Sastra sebagai sarana untuk memperjuangkan bangsa dari serangan hedonisme, materialistik, kapitalistik, modernitas, kini sastra kita sudah tidak jelas lagi, misalnya di lihat dari penulisan puisi akhir-akhir ini, dikatakan mengritisi tidak, apa ini disebabkan karena ada Gaya baru yang mempengaruhi produktivitas mereka sehingga mereka kurang begitu suka menulis realitas sosial yang terjadi saat ini.
Apakah realitas ini diperuntukkan kepada penulis esai dan opini, sehingga penulis puisi tidak memiliki ruang untuk berekpresi dalam menyikapi fenomena realitas ini, sungguh memalukan ketika para penulis puisi tidak memiliki ruang untuk menulis fenomena masyarakat, sebab yang saya ingingkan bagaiman sastra (khsusunya puisi) bisa membumi, artinya ketika masyarakat atau publik membaca puisi bisa "ngeri" sebab puisi lebih sensitif daripada esai dan opini.
Puisi kan penuh denga simbol, bagaimana orang bisa memahami?
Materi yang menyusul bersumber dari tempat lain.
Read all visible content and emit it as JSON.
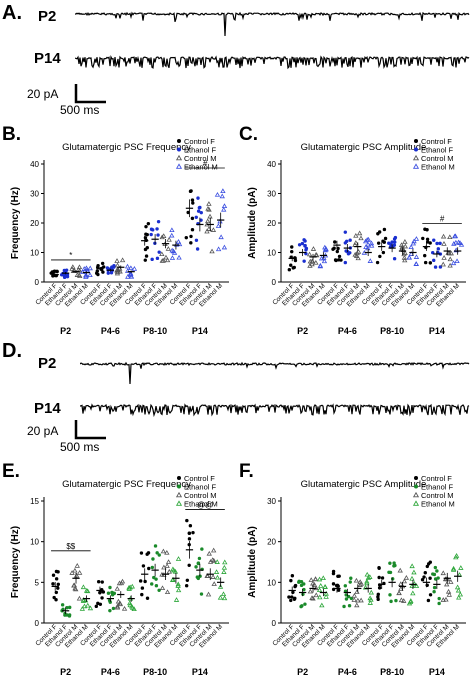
{
  "panels": {
    "A": {
      "letter": "A.",
      "traces": [
        "P2",
        "P14"
      ],
      "scale_current": "20 pA",
      "scale_time": "500 ms"
    },
    "D": {
      "letter": "D.",
      "traces": [
        "P2",
        "P14"
      ],
      "scale_current": "20 pA",
      "scale_time": "500 ms"
    }
  },
  "chart_data": [
    {
      "panel_letter": "B.",
      "type": "scatter",
      "title": "Glutamatergic PSC Frequency",
      "ylabel": "Frequency (Hz)",
      "ylim": [
        0,
        40
      ],
      "yticks": [
        0,
        10,
        20,
        30,
        40
      ],
      "groups": [
        "P2",
        "P4-6",
        "P8-10",
        "P14"
      ],
      "conditions": [
        "Control F",
        "Ethanol F",
        "Control M",
        "Ethanol M"
      ],
      "colors": {
        "Control F": "#000000",
        "Ethanol F": "#1a2fd0",
        "Control M": "#555555",
        "Ethanol M": "#3b4fe0"
      },
      "means": [
        [
          2.5,
          3.0,
          3.5,
          3.2
        ],
        [
          4.5,
          4.0,
          5.0,
          3.5
        ],
        [
          14.0,
          14.5,
          13.0,
          12.5
        ],
        [
          25.0,
          19.5,
          19.5,
          21.0
        ]
      ],
      "annotations": [
        {
          "group": "P2",
          "text": "*"
        },
        {
          "group": "P14",
          "text": "#"
        }
      ]
    },
    {
      "panel_letter": "C.",
      "type": "scatter",
      "title": "Glutamatergic PSC Amplitude",
      "ylabel": "Amplitude (pA)",
      "ylim": [
        0,
        40
      ],
      "yticks": [
        0,
        10,
        20,
        30,
        40
      ],
      "groups": [
        "P2",
        "P4-6",
        "P8-10",
        "P14"
      ],
      "conditions": [
        "Control F",
        "Ethanol F",
        "Control M",
        "Ethanol M"
      ],
      "colors": {
        "Control F": "#000000",
        "Ethanol F": "#1a2fd0",
        "Control M": "#555555",
        "Ethanol M": "#3b4fe0"
      },
      "means": [
        [
          8.0,
          10.0,
          8.5,
          9.0
        ],
        [
          12.5,
          11.5,
          12.0,
          10.0
        ],
        [
          12.0,
          11.5,
          10.5,
          10.0
        ],
        [
          12.0,
          9.5,
          10.5,
          10.5
        ]
      ],
      "annotations": [
        {
          "group": "P14",
          "text": "#"
        }
      ]
    },
    {
      "panel_letter": "E.",
      "type": "scatter",
      "title": "Glutamatergic PSC Frequency",
      "ylabel": "Frequency (Hz)",
      "ylim": [
        0,
        15
      ],
      "yticks": [
        0,
        5,
        10,
        15
      ],
      "groups": [
        "P2",
        "P4-6",
        "P8-10",
        "P14"
      ],
      "conditions": [
        "Control F",
        "Ethanol F",
        "Control M",
        "Ethanol M"
      ],
      "colors": {
        "Control F": "#000000",
        "Ethanol F": "#1a8a2a",
        "Control M": "#555555",
        "Ethanol M": "#2da63a"
      },
      "means": [
        [
          4.5,
          1.5,
          5.5,
          3.0
        ],
        [
          4.0,
          3.0,
          3.5,
          3.0
        ],
        [
          6.0,
          6.5,
          6.0,
          5.5
        ],
        [
          9.0,
          6.5,
          6.0,
          5.0
        ]
      ],
      "annotations": [
        {
          "group": "P2",
          "text": "$$"
        },
        {
          "group": "P14",
          "text": "@@"
        }
      ]
    },
    {
      "panel_letter": "F.",
      "type": "scatter",
      "title": "Glutamatergic PSC Amplitude",
      "ylabel": "Amplitude (pA)",
      "ylim": [
        0,
        30
      ],
      "yticks": [
        0,
        10,
        20,
        30
      ],
      "groups": [
        "P2",
        "P4-6",
        "P8-10",
        "P14"
      ],
      "conditions": [
        "Control F",
        "Ethanol F",
        "Control M",
        "Ethanol M"
      ],
      "colors": {
        "Control F": "#000000",
        "Ethanol F": "#1a8a2a",
        "Control M": "#555555",
        "Ethanol M": "#2da63a"
      },
      "means": [
        [
          8.0,
          7.5,
          8.5,
          7.5
        ],
        [
          8.5,
          7.5,
          8.5,
          8.5
        ],
        [
          9.5,
          10.0,
          9.0,
          9.5
        ],
        [
          10.0,
          9.5,
          11.0,
          11.5
        ]
      ],
      "annotations": []
    }
  ]
}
Simbol-simbol tersebut kita ambil dari kitab suci, teks keagamaan, sejarah agama, pristiwa-peristiwa sejarah, budaya, cerita rakyat yang kita kenal. Sebab inilah bahasa sastra yang selama ini membumi di masyarakat Indonesia.
Kalau boleh saya berkaca pada sastra sufi, di tengah suasana kehidupan yang dipenuhi dengan krisis dan keputusasaan, serta ancaman internal dan eksternal itulah karya-karya profgetik sufi seperti Imam al-Ghazali, `Attar, Rumi, Ibn`Arabi, dilahirkan. Melalui karya-karyanya itu mereka membangkitkan apa yang sekarang dapat disebut sebagai Teologi Harapan. Jika masyarakat sudah lagi mempercayai institusi sosial, politik, ekonomi, kebudayaan, hukum, dan agama, kepada siapa lagi dia harus berharap kecuali pada Tuhan dan dirinya sendiri. Cinta Ilahi atau cinta transendental yang diajarkan sufi lahir sebagai upaya membangunkan kembali harapan yang telah redup dalam jiwa manusia. Manusia harus diyakinkan bahwa keadilan Tuhan dan pertolongan-Nya masih mungkin jika manusia berusaha keras dan mampu membangun cita-cita bagi masa depannya yang lebih baik.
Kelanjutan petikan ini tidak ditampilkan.